Prison chaplains share reasons for their opposition to the death penalty
Updated: Dec 29, 2020
Anna Maples, June 4, 2016 (To read source article, click here)
COLUMBIA — The Rev. Sam Duckworth said his opposition to the death penalty began at age 6 when he saw a man beaten to death by a plantation owner in Mississippi.
“The plantation owner would administrate the justice. He was the judge, the arrestor, accuser, prosecutor and executor,” Duckworth said. “I opposed the death penalty from that day on, watching someone get whooped to death.”
His wife, Patricia, made the same decision after seeing the man who murdered her niece in the courtroom.
“I had some very mixed emotions sitting there in that courtroom not knowing,” said Patricia Duckworth.
“I had this pull on me where I thought, ‘This man deserves to die for what he did,’ and then my heart is saying, ‘No, maybe he shouldn’t.'”
The Duckworths and a third chaplain discussed the the death penalty and their experiences with death row inmates on Saturday at the Unitarian-Universalist Church.

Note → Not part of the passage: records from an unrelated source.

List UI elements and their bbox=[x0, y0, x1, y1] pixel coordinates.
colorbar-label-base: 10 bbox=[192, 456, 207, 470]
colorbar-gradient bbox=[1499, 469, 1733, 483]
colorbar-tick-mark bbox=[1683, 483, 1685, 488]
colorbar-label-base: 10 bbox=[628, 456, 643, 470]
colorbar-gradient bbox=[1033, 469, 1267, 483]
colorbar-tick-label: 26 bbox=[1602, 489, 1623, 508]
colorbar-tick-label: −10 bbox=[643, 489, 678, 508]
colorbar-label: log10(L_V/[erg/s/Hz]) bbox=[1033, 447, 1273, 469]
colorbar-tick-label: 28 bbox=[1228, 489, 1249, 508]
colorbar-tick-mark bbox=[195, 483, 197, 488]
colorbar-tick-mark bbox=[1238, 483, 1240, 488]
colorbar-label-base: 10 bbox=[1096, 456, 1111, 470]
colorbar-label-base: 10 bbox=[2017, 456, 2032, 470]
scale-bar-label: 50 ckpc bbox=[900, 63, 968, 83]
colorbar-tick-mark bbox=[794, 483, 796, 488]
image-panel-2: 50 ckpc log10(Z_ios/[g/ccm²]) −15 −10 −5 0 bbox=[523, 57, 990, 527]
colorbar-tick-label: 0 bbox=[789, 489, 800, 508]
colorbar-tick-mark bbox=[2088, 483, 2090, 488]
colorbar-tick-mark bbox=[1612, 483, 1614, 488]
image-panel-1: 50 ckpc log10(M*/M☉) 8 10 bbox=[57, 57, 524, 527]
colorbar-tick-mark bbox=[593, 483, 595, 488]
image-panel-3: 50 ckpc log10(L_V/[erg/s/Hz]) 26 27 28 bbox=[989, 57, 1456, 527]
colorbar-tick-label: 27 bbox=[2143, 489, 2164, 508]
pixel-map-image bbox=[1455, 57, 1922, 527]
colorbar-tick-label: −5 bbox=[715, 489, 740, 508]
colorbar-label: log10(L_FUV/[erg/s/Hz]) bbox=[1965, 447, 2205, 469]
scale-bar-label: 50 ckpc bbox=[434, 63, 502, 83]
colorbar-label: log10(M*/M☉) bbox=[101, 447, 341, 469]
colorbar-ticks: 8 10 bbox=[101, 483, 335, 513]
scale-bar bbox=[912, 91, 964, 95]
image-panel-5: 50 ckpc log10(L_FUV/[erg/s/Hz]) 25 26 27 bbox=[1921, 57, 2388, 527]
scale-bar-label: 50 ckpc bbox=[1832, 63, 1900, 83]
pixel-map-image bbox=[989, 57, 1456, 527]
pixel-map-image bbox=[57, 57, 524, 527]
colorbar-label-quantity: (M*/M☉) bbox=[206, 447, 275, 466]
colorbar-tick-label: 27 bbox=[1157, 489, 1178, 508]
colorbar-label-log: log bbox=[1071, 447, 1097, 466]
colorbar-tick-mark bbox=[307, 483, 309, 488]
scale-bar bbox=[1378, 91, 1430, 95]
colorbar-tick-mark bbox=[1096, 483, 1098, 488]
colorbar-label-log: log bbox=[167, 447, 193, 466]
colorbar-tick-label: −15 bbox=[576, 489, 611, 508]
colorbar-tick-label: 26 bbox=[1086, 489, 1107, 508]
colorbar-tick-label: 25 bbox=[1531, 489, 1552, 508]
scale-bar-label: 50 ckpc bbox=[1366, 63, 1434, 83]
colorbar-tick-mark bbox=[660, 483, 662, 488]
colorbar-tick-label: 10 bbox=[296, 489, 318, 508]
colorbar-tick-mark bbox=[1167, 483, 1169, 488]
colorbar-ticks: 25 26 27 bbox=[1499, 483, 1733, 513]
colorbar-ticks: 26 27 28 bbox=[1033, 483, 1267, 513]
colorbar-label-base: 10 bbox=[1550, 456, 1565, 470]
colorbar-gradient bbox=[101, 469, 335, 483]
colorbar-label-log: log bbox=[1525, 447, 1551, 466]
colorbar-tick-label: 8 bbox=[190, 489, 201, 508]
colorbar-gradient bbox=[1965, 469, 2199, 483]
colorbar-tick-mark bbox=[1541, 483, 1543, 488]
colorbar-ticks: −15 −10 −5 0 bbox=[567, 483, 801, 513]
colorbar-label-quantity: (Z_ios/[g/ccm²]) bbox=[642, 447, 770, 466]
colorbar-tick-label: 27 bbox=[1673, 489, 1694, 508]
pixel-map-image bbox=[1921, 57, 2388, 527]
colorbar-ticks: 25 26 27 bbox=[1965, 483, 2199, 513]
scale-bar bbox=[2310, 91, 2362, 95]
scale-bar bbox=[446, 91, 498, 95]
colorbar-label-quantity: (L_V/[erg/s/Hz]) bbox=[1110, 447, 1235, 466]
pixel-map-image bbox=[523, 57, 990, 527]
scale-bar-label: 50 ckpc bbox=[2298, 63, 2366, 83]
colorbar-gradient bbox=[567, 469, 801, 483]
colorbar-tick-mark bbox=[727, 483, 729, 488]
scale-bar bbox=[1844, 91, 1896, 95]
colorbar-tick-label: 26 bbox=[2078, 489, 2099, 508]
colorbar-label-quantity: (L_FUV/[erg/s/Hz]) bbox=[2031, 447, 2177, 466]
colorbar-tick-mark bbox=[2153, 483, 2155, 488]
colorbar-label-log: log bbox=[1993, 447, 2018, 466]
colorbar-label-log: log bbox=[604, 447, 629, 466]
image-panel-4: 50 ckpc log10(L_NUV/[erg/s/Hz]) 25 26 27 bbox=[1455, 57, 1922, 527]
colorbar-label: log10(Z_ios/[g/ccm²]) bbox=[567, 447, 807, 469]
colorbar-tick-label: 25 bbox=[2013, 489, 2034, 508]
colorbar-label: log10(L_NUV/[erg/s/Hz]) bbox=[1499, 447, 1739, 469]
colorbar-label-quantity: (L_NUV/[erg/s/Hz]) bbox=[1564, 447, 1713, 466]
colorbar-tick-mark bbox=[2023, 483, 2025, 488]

The panel discussion was organized by Missourians for Alternatives to the Death Penalty.
The three panelists have been affiliated with the Potosi Correctional Center, a maximum security facility in Washington County.
They all agreed that inmates can change during long prison sentences, so the individual facing execution may not be the same as the one who committed the crime.
“Sometimes executions might take 20 to 25 years,” Patricia Duckworth said. “In that time, sometimes you see a person that’s become a new creature.”
The panel also noted that executions contradict the purpose of the restorative justice programs underaken by inmates.
Since Missouri allows death row inmates to take part in the restorative justice system, they shouldn’t be suddenly cut off from it, said the Rev. Herb Conley.
“If you are going to give a man a chance to restore himself, and he does, then why shouldn’t he have the right to continue to be a part of that community?” he said.
Conley said he didn’t have an abrupt awakening to an opposition to the death penalty, but his advocacy is no less strong.
In an unprecedented move for a chaplain, he said he submitted affidavits to Gov. Jay Nixon in unsuccessful attempts to stop two executions during his time in Potosi.
Patricia Duckworth cited the case of a death row inmate in Potosi named Leon Taylor, who was able to transform himself during his time in prison through religion, she said. He was playing guitar in the worship band when his execution date was set.
“I saw the effects that he had on the other inmates,” she said. “He modeled before them just what the Lord had placed in his spirit and how he was going to carry on.”
Taylor asked both Duckworths to witness his execution. Patricia Duckworth credited God and Taylor’s transformation for their ability to watch his death.
“Some of those hearts in the prison are actually changed,” she said. “Leon Taylor was one of those people.”
The death penalty no longer serves its intended purpose as a deterrent to violent crime, Conley said.